—Por ahí, no —le dijo—. No hay salida. Sígueme.
Corrieron durante un buen rato pero el muchacho era mucho más rápido. Cuando éste vio que Silvia quedaba atrás, se detuvo a los pies de un gran árbol y esperó a que ella le alcanzara.
—Nos cogerán —dijo jadeando—. Sígueme.
Comenzó a trepar por el tronco del árbol. Una vez sintió asegurados los pies, le tendió una mano. Ella se asió con fuerza y trepó asimismo.

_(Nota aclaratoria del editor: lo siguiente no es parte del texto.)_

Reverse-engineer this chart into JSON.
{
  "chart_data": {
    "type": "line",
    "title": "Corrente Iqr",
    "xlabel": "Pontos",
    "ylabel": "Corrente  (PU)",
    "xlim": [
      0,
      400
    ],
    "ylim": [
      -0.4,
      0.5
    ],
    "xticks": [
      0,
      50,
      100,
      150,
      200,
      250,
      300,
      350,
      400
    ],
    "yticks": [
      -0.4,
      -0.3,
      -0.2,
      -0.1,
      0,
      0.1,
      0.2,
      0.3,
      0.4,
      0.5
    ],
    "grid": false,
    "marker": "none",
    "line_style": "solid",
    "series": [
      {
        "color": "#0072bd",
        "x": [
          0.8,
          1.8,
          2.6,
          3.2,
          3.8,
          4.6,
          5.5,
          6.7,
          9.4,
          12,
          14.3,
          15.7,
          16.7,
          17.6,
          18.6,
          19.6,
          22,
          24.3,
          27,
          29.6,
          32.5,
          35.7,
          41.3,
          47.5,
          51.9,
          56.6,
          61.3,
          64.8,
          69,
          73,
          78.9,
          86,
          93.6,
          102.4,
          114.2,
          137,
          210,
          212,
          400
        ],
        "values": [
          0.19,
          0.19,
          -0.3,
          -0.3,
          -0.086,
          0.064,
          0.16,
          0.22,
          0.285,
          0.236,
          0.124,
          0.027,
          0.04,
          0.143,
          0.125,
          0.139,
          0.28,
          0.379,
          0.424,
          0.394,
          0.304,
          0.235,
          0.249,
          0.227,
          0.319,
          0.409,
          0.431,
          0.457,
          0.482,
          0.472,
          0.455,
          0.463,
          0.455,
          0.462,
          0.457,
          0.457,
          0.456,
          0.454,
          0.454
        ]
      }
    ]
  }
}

—No podemos quedarnos aquí. Nos verán. Hay que subir más arriba.
Silvia obedeció sin rechistar y subieron hasta una altura que daba vértigo. Se acomodaron como mejor pudieron y esperaron en silencio. Entonces, el chico acercó su cara a la pelliza y la olisqueó.
—¿No te has puesto el ungüento? —preguntó.
—¿El ungüento? —respondió ella con cara de no entender. —Estás como lela. ¿Qué te ha pasado?
Sacó entonces un tarro del bolsillo y untó la pelliza de Silvia con una crema que había en su interior. Ella fue a protestar pero, justo en ese instante, el chico le tapó la boca con una de sus manos.
—Shhh. Ni una palabra —le susurró.
Fue providencial porque unos sonidos aterradores fueron escuchándose cada vez con mayor claridad. Al cabo de unos segundos, quienes los producían se pararon justo debajo del árbol. Silvia no los veía pero aquellos ruidos, indescriptibles, como los que sólo pudiera emitir una criatura monstruosa le erizaron el vello de la nuca. Ya no hizo falta que su compañero le amordazara puesto que ella se sentía incapaz de pronunciar palabra alguna. Aquellas bestias estuvieron desorientadas varios minutos junto al tronco en el que estaban guarecidos mientras ellos dos escuchaban sus soplidos, gorgoteos, bufidos y ronquidos en una orquestación confusa y tremebunda. Por fin se marcharon pero los niños no se atrevieron a moverse hasta pasado un buen rato. Fue el chico quien habló primero.
—Ya podemos bajar. Se han ido.
—¿Qué eran?
Él la miró sorprendido.
—Definitivamente, parece que no eres la misma. Son whorgos.